I am building a new gaming PC from scratch, but I have limited knowledge on hardware (I am an ex-Mac user )
I researched hardware and I have decided that this build (which fits into my budget) seems perfect:
CPU: Intel Core2 Duo E8400 3.0ghz Motherboard: ASUS Maximus Formula Case: Coolermaster RC-932 HAF932 PSU: Coolermaster Real Power Pro 650WATT GPU: EVGA e-GeForce 9800 GTX+ 512MB Memory: Corsair TWIN2X4096-6400C4DHX - XMS2 Low-latency 2 x 2GB DDR2-800 HDD: Seagate Barracuda 1TB/1000GB S-ATA 2 32mb Cache Monitor: Samsung T190 Rose Black 19"
Does anybody know wether this hardware is compatible with each other? Feel free to criticize it and suggest other options.
It will work fine, however there is 1 major mistake on your list.
The motherboard is a pricey, and older style Crossfire motherboard and you are choosing an nVidia GPU, so you do not need/cannot use Crossfire.
You can save yourself over $100 or so if you go to a board with a P43 chipset.
Now, if you are planning on running multiple GPU's in the future, you really need to revamp your thinking on the motherboard and video cards both....let us know.
im not planning on using dual GPU's. From what ive read Asus makes the best boards, and the Maximus formula seemed ideal for me (DDR2 RAM, FSB speed etc). Which board would you recommend in my situation?
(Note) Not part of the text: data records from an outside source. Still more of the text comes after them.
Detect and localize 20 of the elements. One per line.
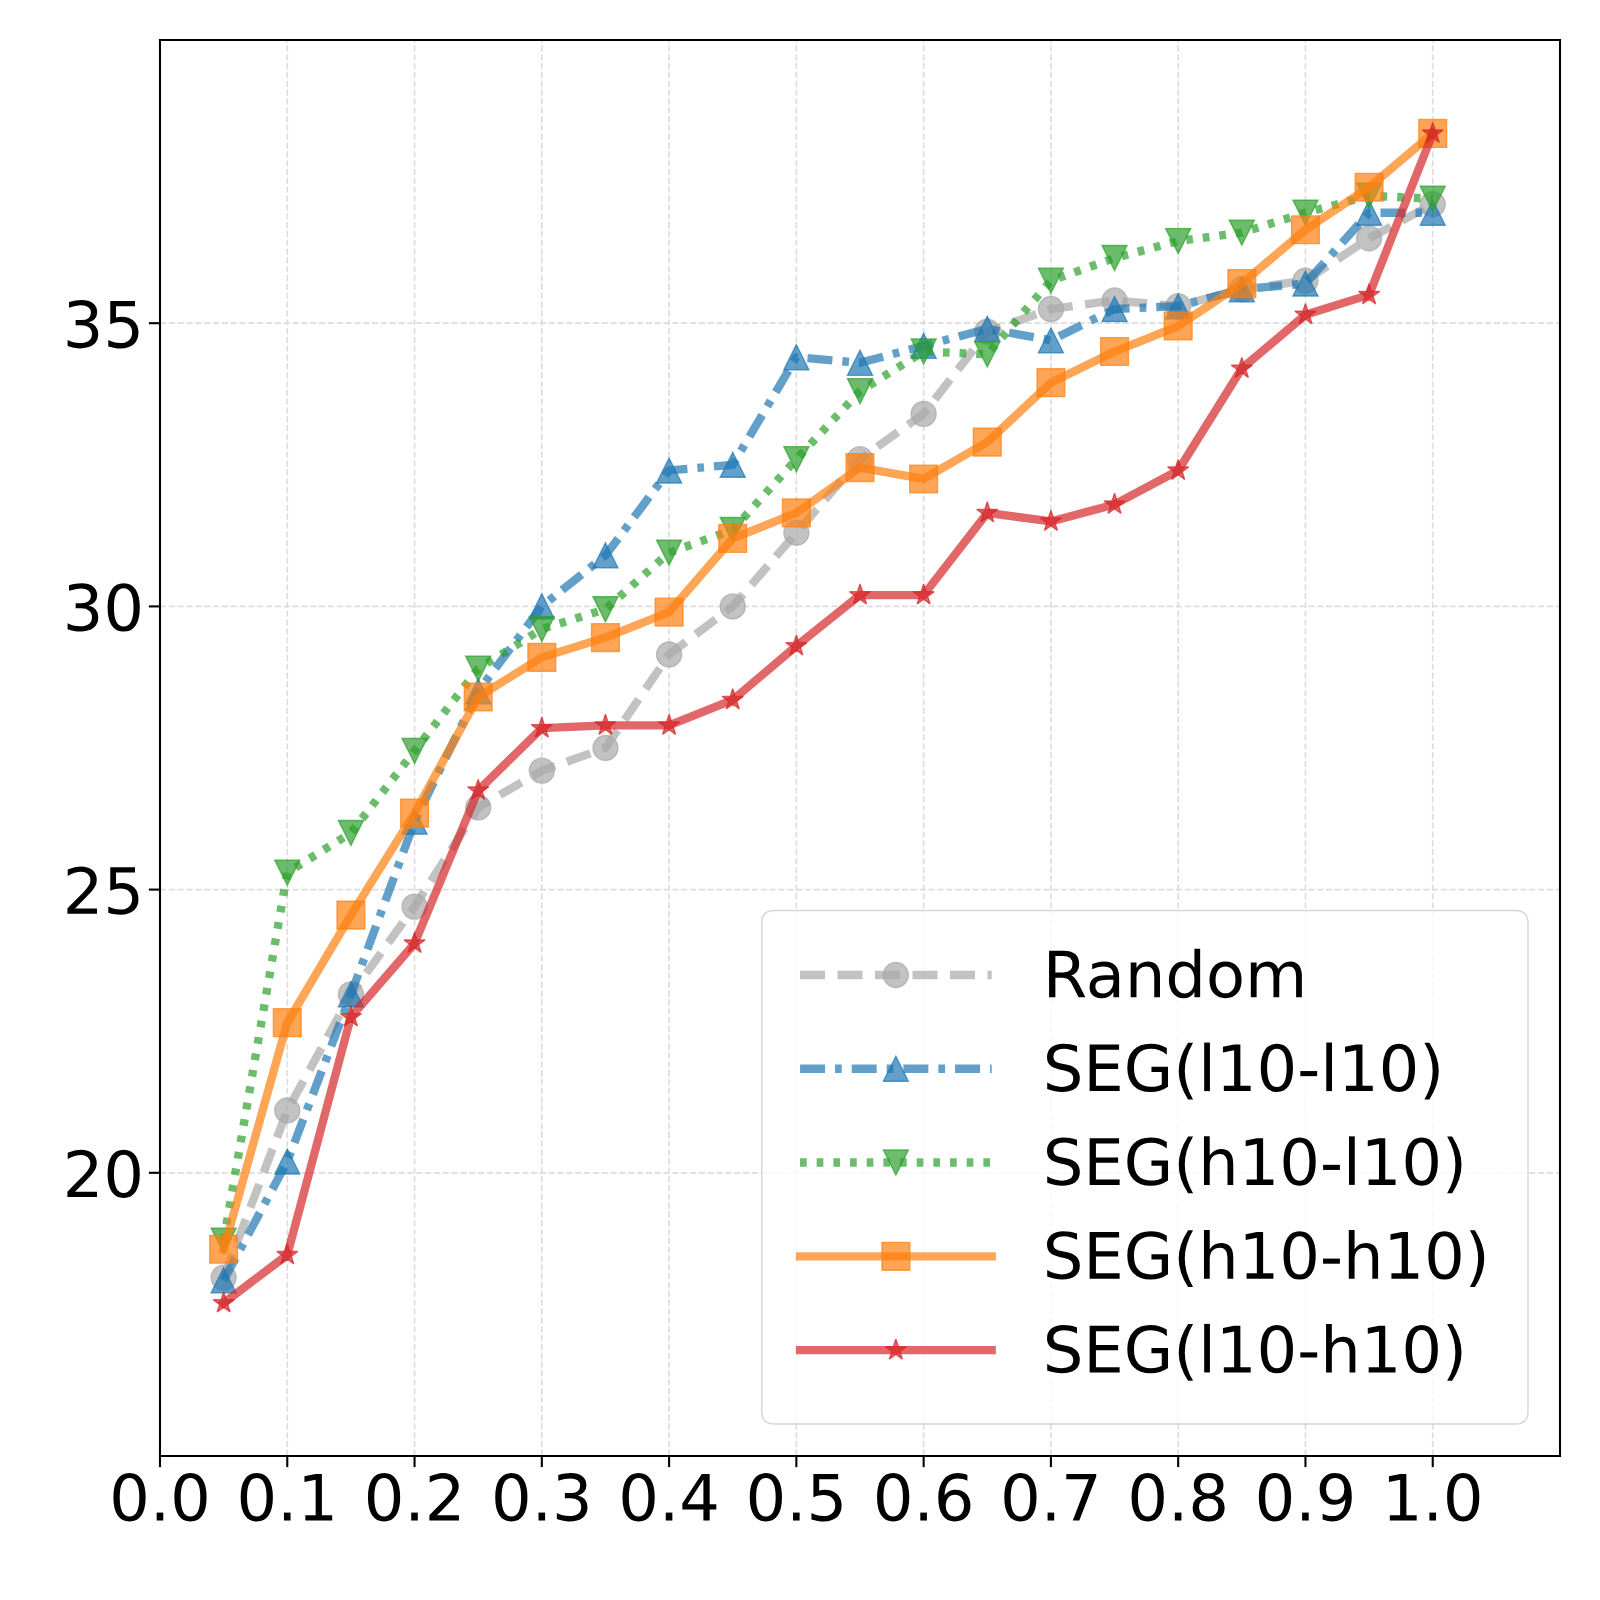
legend-label: Random xyxy=(1049,948,1302,999)
y-tick-label: 20 xyxy=(67,1149,140,1198)
y-tick-label: 25 xyxy=(67,866,139,915)
x-tick-label: 0.7 xyxy=(1004,1473,1097,1522)
x-tick-label: 0.0 xyxy=(113,1473,207,1522)
legend-label: SEG(h10-h10) xyxy=(1047,1230,1485,1288)
x-tick-label: 0.3 xyxy=(495,1473,588,1522)
legend-label: SEG(l10-l10) xyxy=(1047,1042,1439,1100)
legend-label: SEG(l10-h10) xyxy=(1047,1323,1462,1381)
y-tick-label: 30 xyxy=(67,583,140,632)
x-tick-label: 0.9 xyxy=(1258,1473,1352,1522)
x-tick-label: 1.0 xyxy=(1388,1473,1480,1522)
x-tick-label: 0.1 xyxy=(240,1473,333,1522)
x-tick-label: 0.2 xyxy=(367,1473,459,1522)
y-tick-label: 35 xyxy=(67,300,139,349)
legend-label: SEG(h10-l10) xyxy=(1047,1136,1462,1194)
x-tick-label: 0.6 xyxy=(877,1473,971,1522)
x-tick-label: 0.8 xyxy=(1131,1473,1225,1522)
x-tick-label: 0.4 xyxy=(622,1473,717,1522)
x-tick-label: 0.5 xyxy=(749,1473,842,1522)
jitpublisher, I checked for P43 chipsets as u recommended, and I found 2 that seem right for me. ASUS P5QL-E With EPU-6, and the GIGABYTE® "S Series" P43 & ICH10 Express Chipset. They both cost the same and have pretty much the same features. Do you know wether they support GPU's that need dual graphics slots? I cant find any info on that
Either of those boards are fine choices, if you like ASUS, then get that board. Dual slot cards simply mean the card will plug into 1 slot, but because of the cooler and design, it will cover the slot direclty below it as well, that is where the hot air will be exhausted, out the back of the case where the other slot is, although it does not actually use the 2nd slot on the board. So basically, you simply loose that slot directly under the PCIe slot to be used for anything else.